LINC00858 knockdown suppressed GC cell proliferation

In this trial, an MTT assay was conducted to assess the role LINC00858 plays in cell viability. As Fig. 3B and C show, cell proliferation significantly decreased in the siLINC00858-transfected GC cells relative to the siNC-transfected cells. In addition, as the colony formation assay showed, clonogenic survival also decreased after LINC00858 knockdown (Fig. 3D, F). The data together suggested that LINC00858 promoted GC cell proli- feration.

LINC00858 knockdown suppressed GC cell migration

Following siLINC00858 transfection, a Transwell assay was performed to further evaluate the role LINC00858 plays in the metastasis of GC cells. The results showed that LINC00858 knockdown markedly decreased the migration of both BGC823 and MGC803 cells (Fig. 4A, B), indicating that LINC00858 might be closely involved the migration of GC cells.

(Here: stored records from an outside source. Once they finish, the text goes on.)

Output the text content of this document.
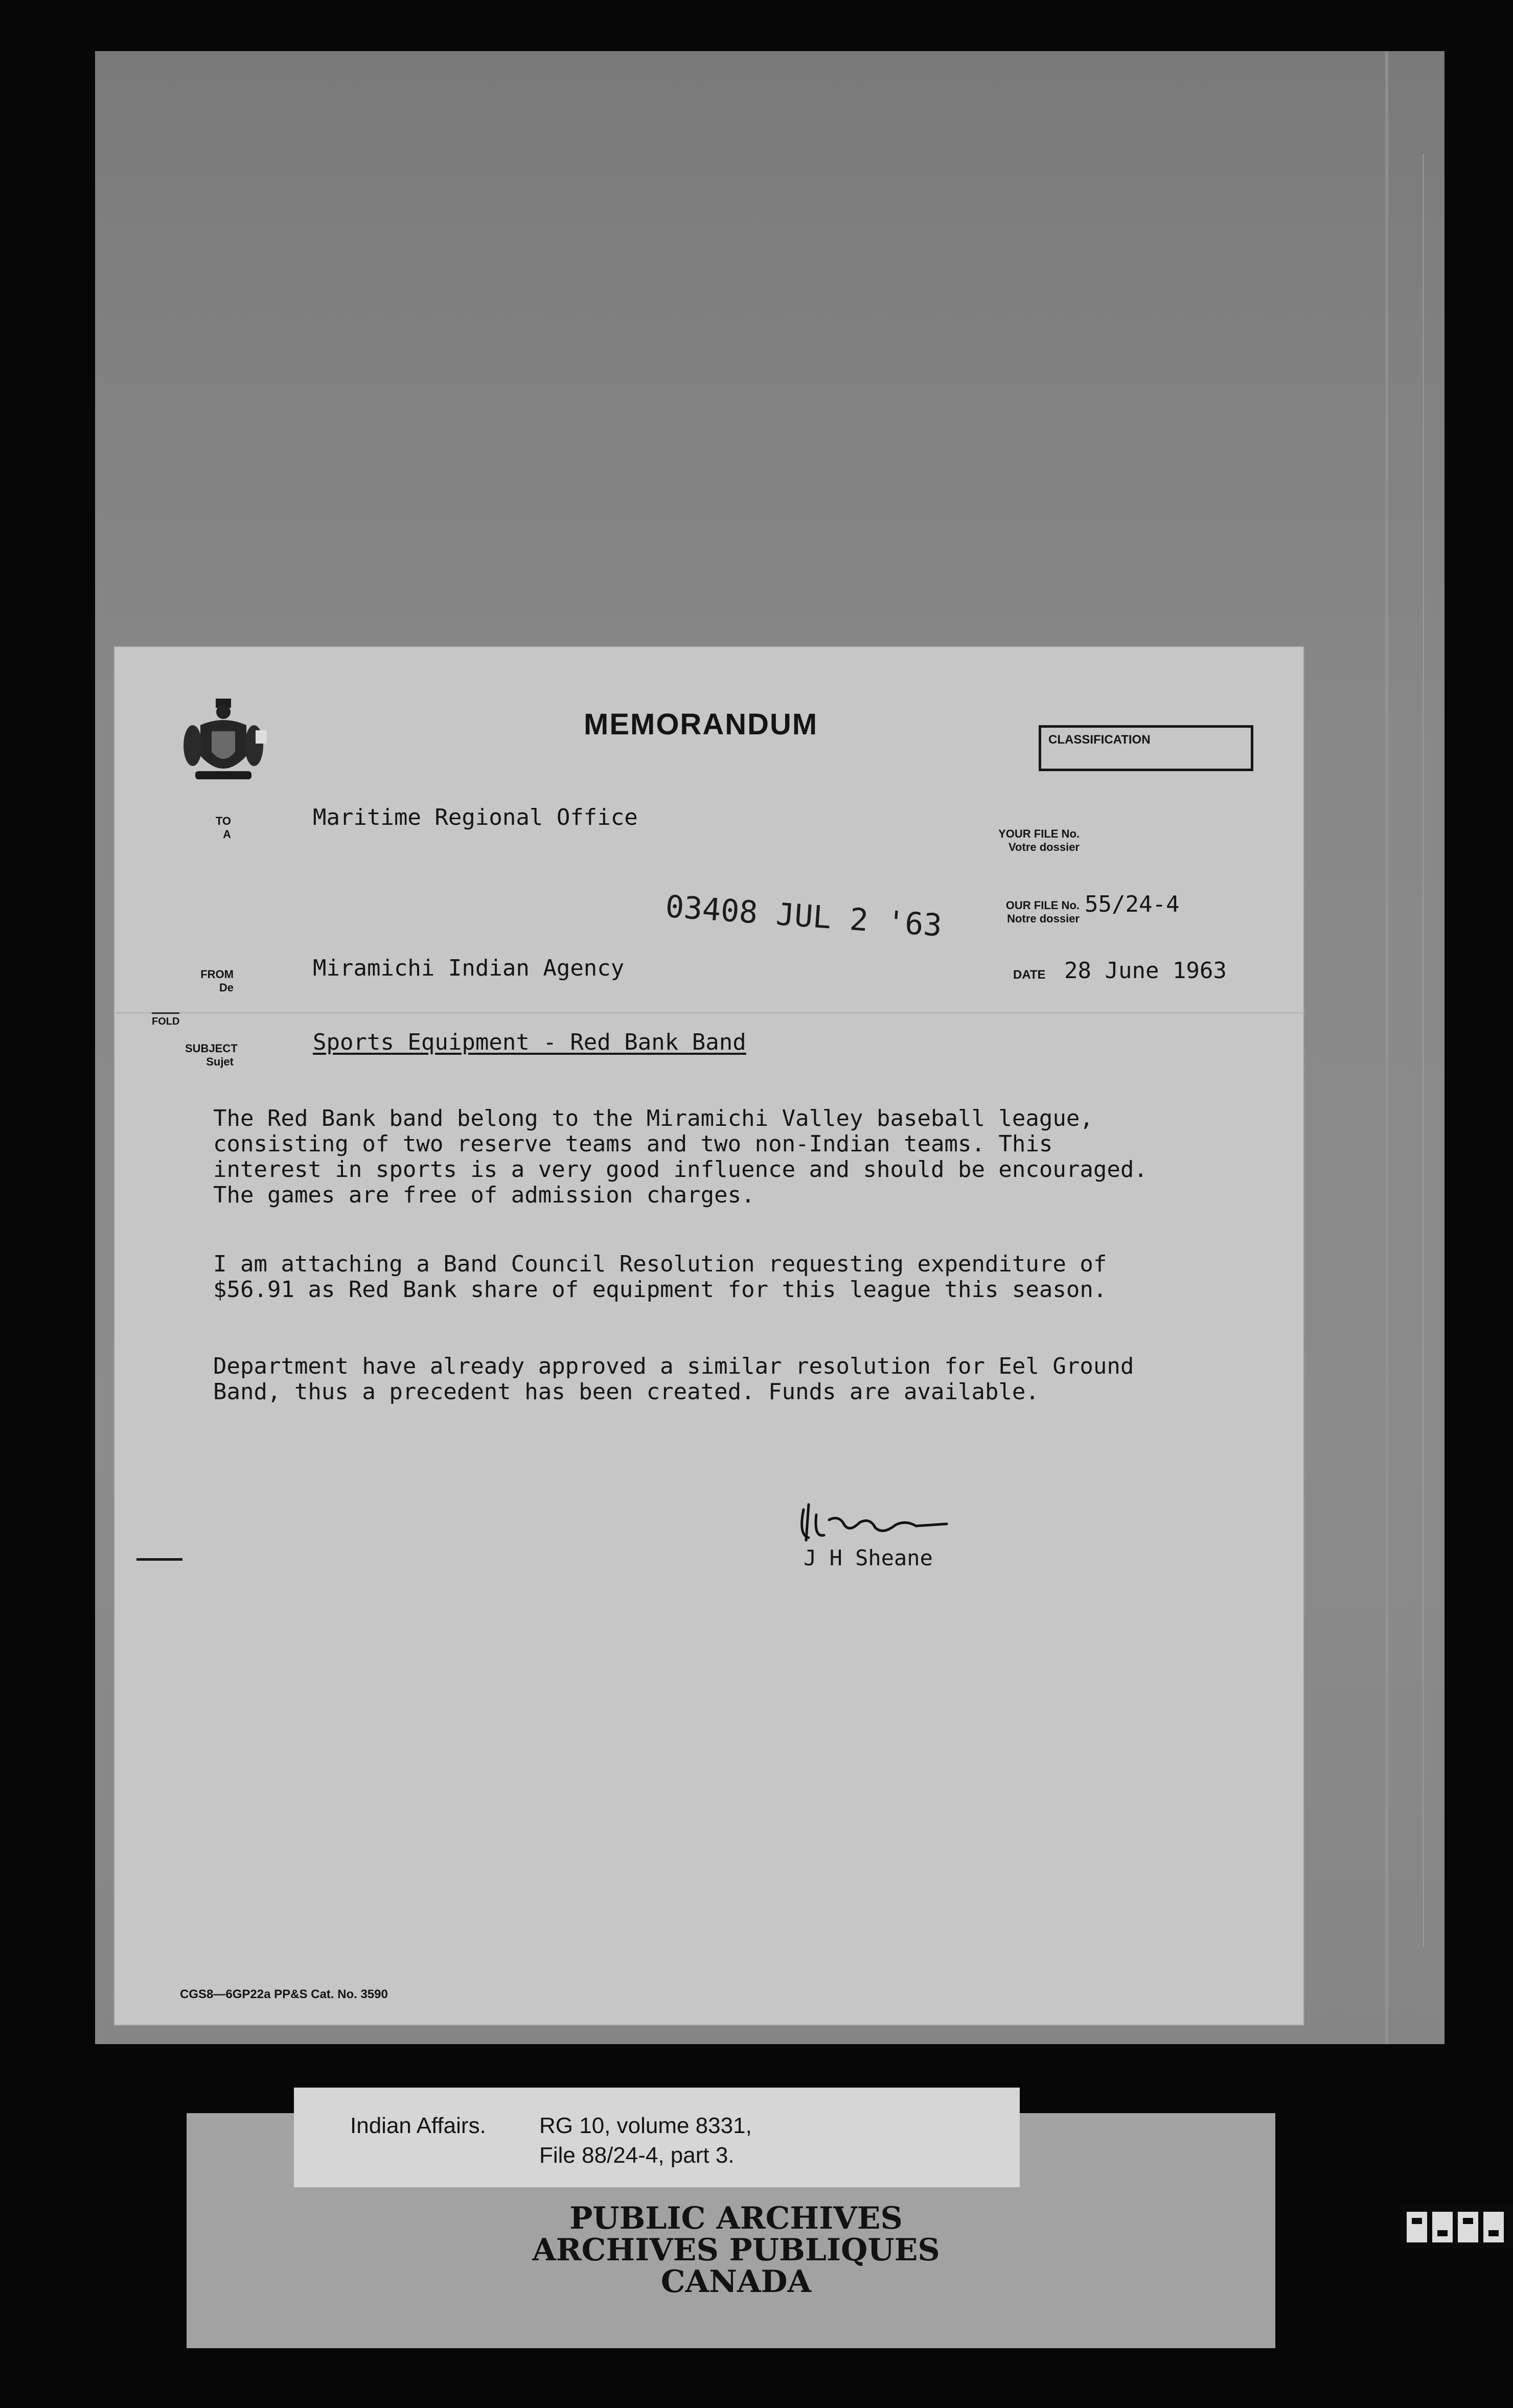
MEMORANDUM	CLASSIFICATION
TO
A
Maritime Regional Office
YOUR FILE No.
Votre dossier
OUR FILE No.
Notre dossier
55/24-4
03408 JUL 2 '63
FROM
De
Miramichi Indian Agency	DATE 28 June 1963
FOLD
SUBJECT
Sujet
Sports Equipment - Red Bank Band
The Red Bank band belong to the Miramichi Valley baseball league,
consisting of two reserve teams and two non-Indian teams. This
interest in sports is a very good influence and should be encouraged.
The games are free of admission charges.
I am attaching a Band Council Resolution requesting expenditure of
$56.91 as Red Bank share of equipment for this league this season.
Department have already approved a similar resolution for Eel Ground
Band, thus a precedent has been created. Funds are available.
J H Sheane
CGS8—6GP22a PP&S Cat. No. 3590
Indian Affairs. RG 10, volume 8331,
File 88/24-4, part 3.
PUBLIC ARCHIVES
ARCHIVES PUBLIQUES
CANADA
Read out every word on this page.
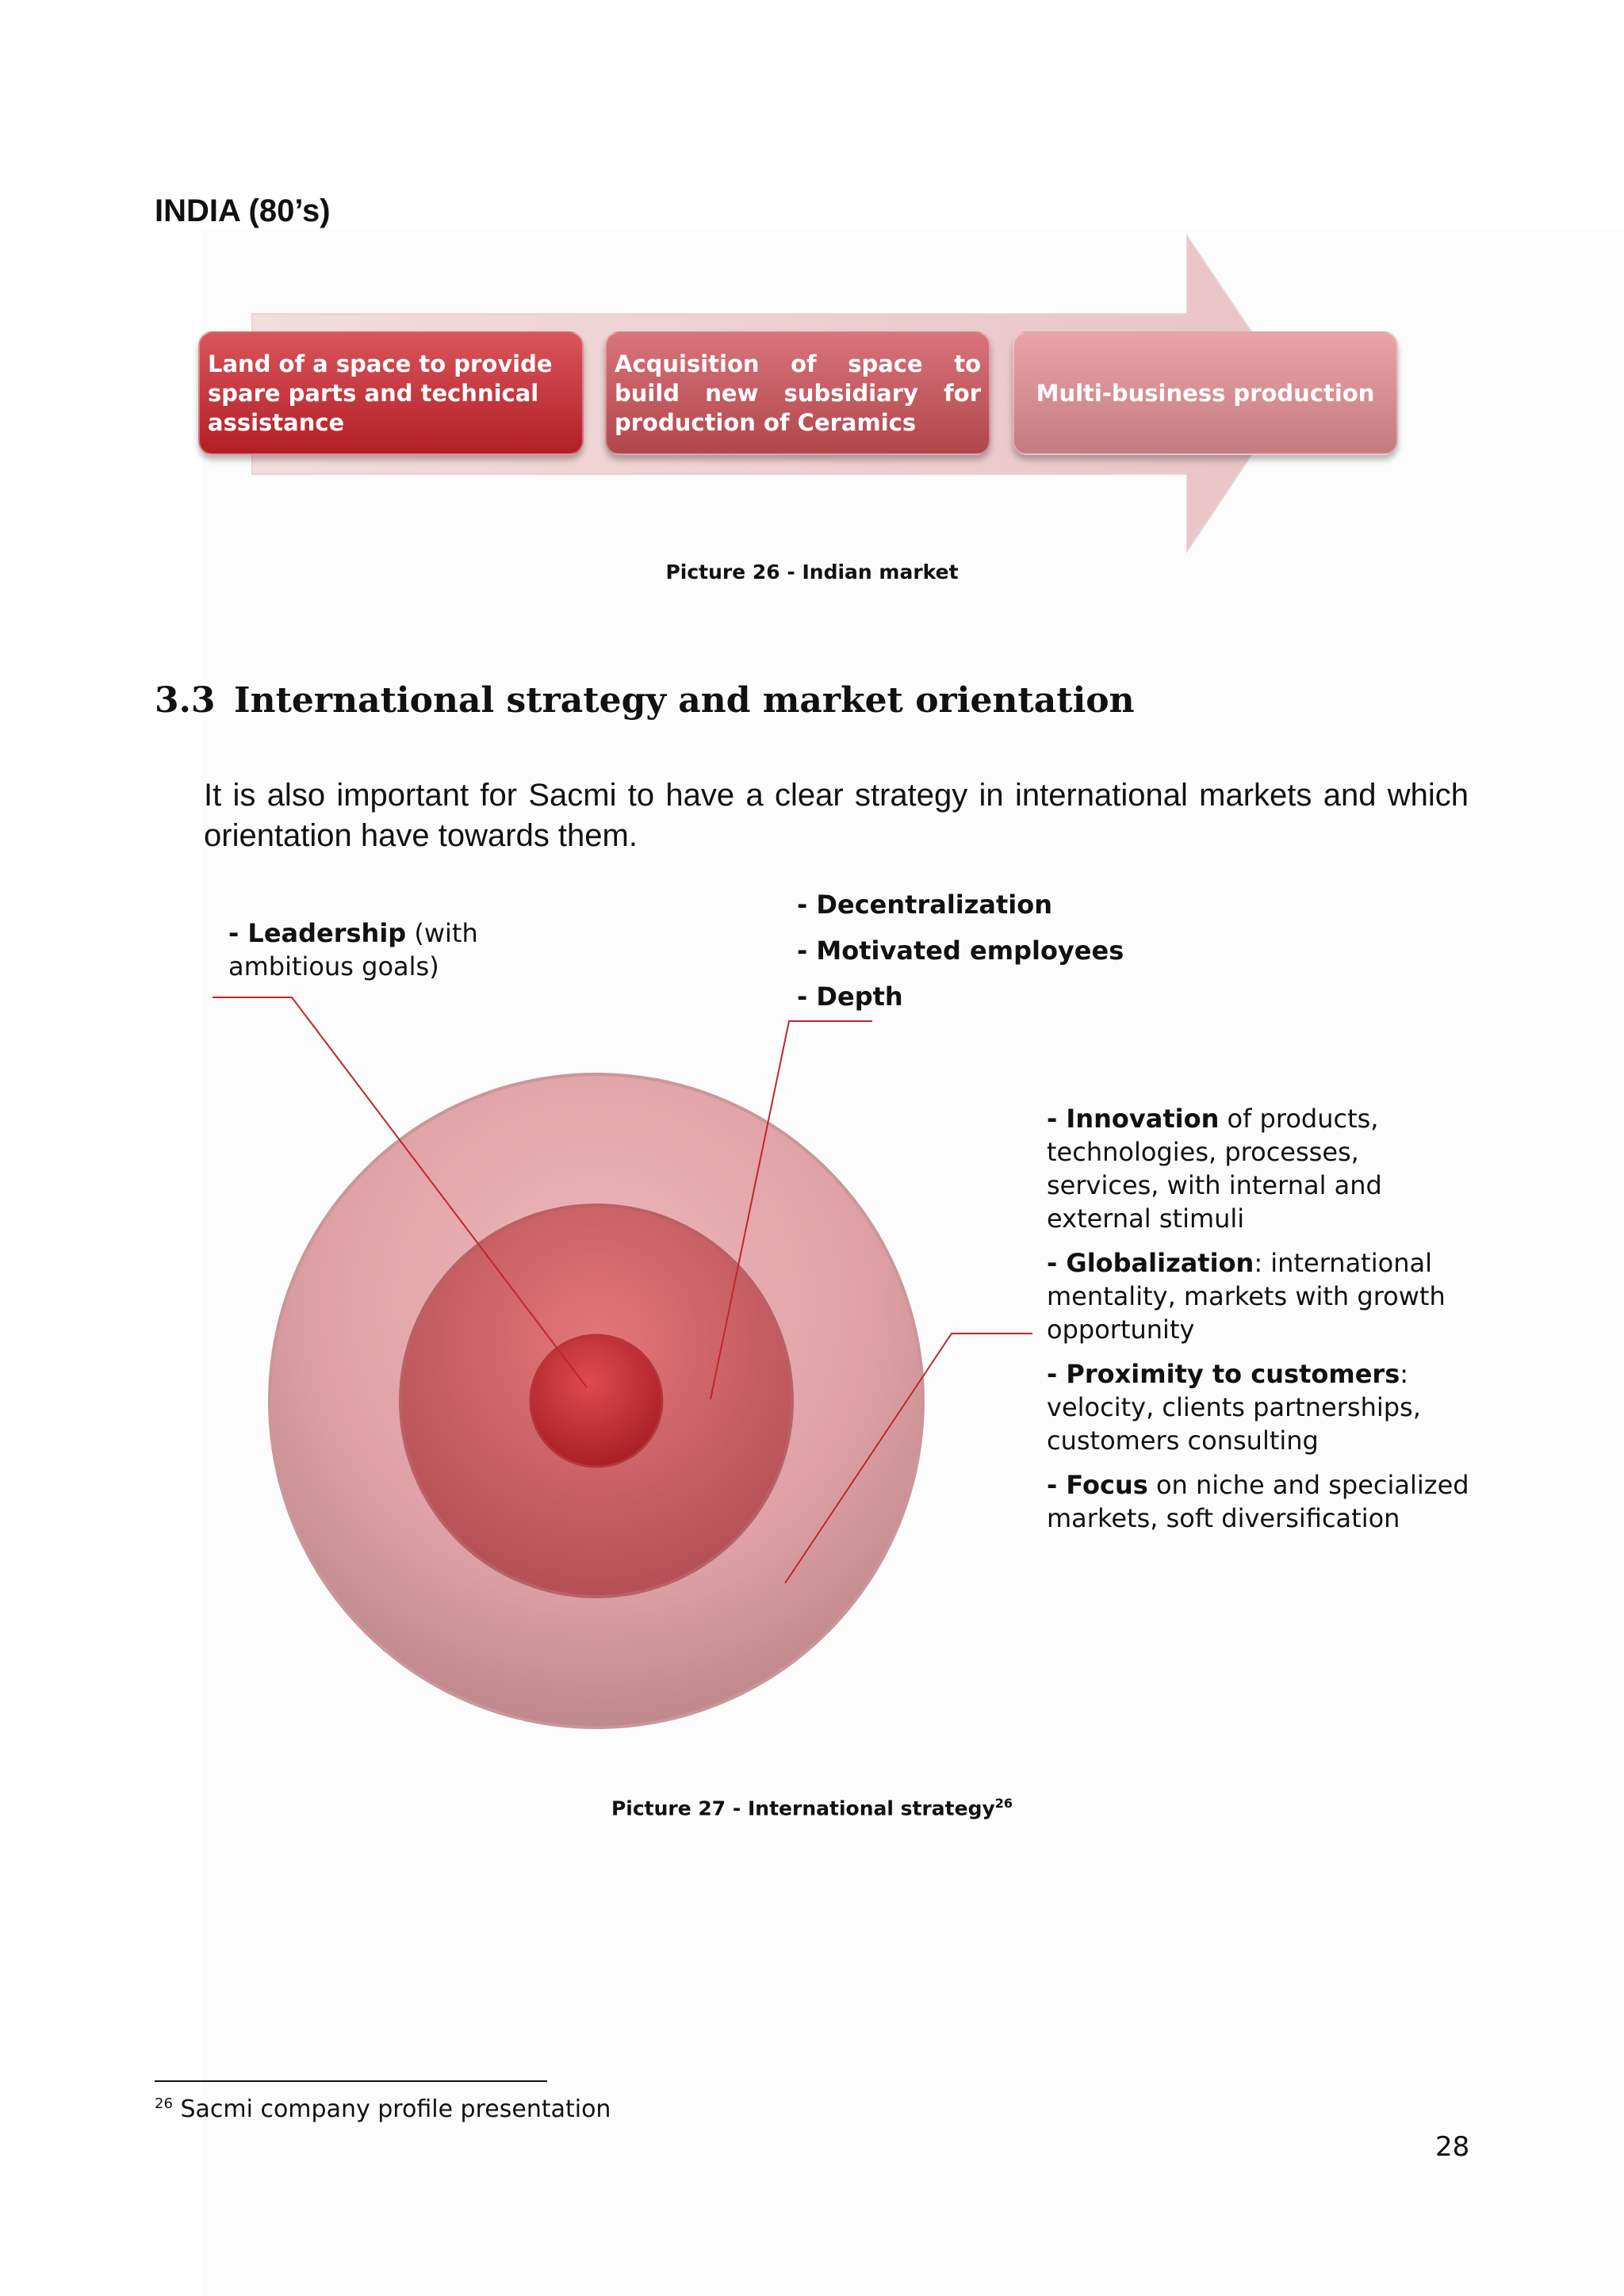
INDIA (80’s)
Land of a space to provide spare parts and technical assistance
Acquisition of space to build new subsidiary for production of Ceramics
Multi-business production
Picture 26 - Indian market
3.3 International strategy and market orientation
It is also important for Sacmi to have a clear strategy in international markets and which orientation have towards them.
- Leadership (with ambitious goals)
- Decentralization
- Motivated employees
- Depth

- Innovation of products, technologies, processes, services, with internal and external stimuli

- Globalization: international mentality, markets with growth opportunity

- Proximity to customers: velocity, clients partnerships, customers consulting

- Focus on niche and specialized markets, soft diversification

Picture 27 - International strategy$^{26}$
$^{26}$ Sacmi company profile presentation
28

With the development of high-throughput RNA sequencing technology, numerous lncRNAs have been found [24, 25] and reported to be related to kinds of diseases including cancers [26, 27]. Some lncRNAs were proved to be able to modulate nearby gene expression through RNA-protein interactions, and other lncRNAs can be regarded as local regulators [28, 29]. Moreover, lncRNAs were reported to have important effects on genome stability, which is considered important in carcinogenesis [30]. That is to say, these lncRNAs can act as oncogenes or tumor suppressors [25]. Specifically, lncRNA HOXA-AS2 knockdown significantly suppressed cell proliferation via inhibiting the cell cycle and caused pancreatic cancer cell apoptosis [31]; LINC00337 promoted GC cell proliferation via epigenetically suppressing the EZH2-mediated p21 [32]; and LincRNA-p21 acted as a tumor suppressor in esophageal squamous cell carcinoma and induced G1 arrest via the p53 signaling pathway [33]. Therefore, investigation of the role dysregulated lncRNAs play might provide a novel perspective for cancer therapy.
Many studies have reported that lncRNAs play key roles in the development and progression of GC [34, 35], but their specific roles and underlying mechanisms of action are still unclear. Also, the dysregulation of lncRNAs including HOTAIR, LINC00460, DUXAP10, MEG3 and SNHG15 was proved to affect the proliferation, apoptosis, migration, invasion and tumorigenicity of GC cells [36, 37, 38]. However, it is not easy to identify the abnormally expressed lncRNAs in GC and deeply investigate their roles and mechanisms due to the functional diversity of lncRNAs. In this study, according to the TCGA and GEO databases, we selected LINC00858 to further study GC, and found that LINC00858 was highly expressed in 24 GC tissues. Therefore, we supposed that LINC00858 might act as an oncogene in GC. As expected, LINC00858 promoted the proliferation and migration of GC cells.
Meanwhile, there were some limitations of this study. At first, the study population was not large enough to further verify the importance of LINC00858 in the progression of GC. More importantly, the possible targets and underlying regulatory mechanisms of LINC00858 in GC need to be further investigated.
In conclusion, our study showed that LINC00858 was up-regulated in GC tissues. Furthermore, the knockdown of LINC00858 markedly suppressed the proliferation and migration of GC cells, suggesting that LINC00858 could be involved in the progression of GC.

Learning points

LINC00858 was lowly expressed in normal stomach tissues. Additionally, the difference in LINC00858 expression between GC and normal stomach tissues was identified with the RNA sequencing data from TCGA and GSE79973 databases, and LINC00858 expression markedly increased in GC tissues relative to the corresponding noncancerous tissues. As functional experiments demonstrated, LINC00858 knockdown markedly diminished the proliferation and migration of GC cells. Together, our data indicated that LINC00858 could act as an ‘onco-lncRNA’ in GC and be a potential therapeutic target for GC.

The authors declare no conflict of interest.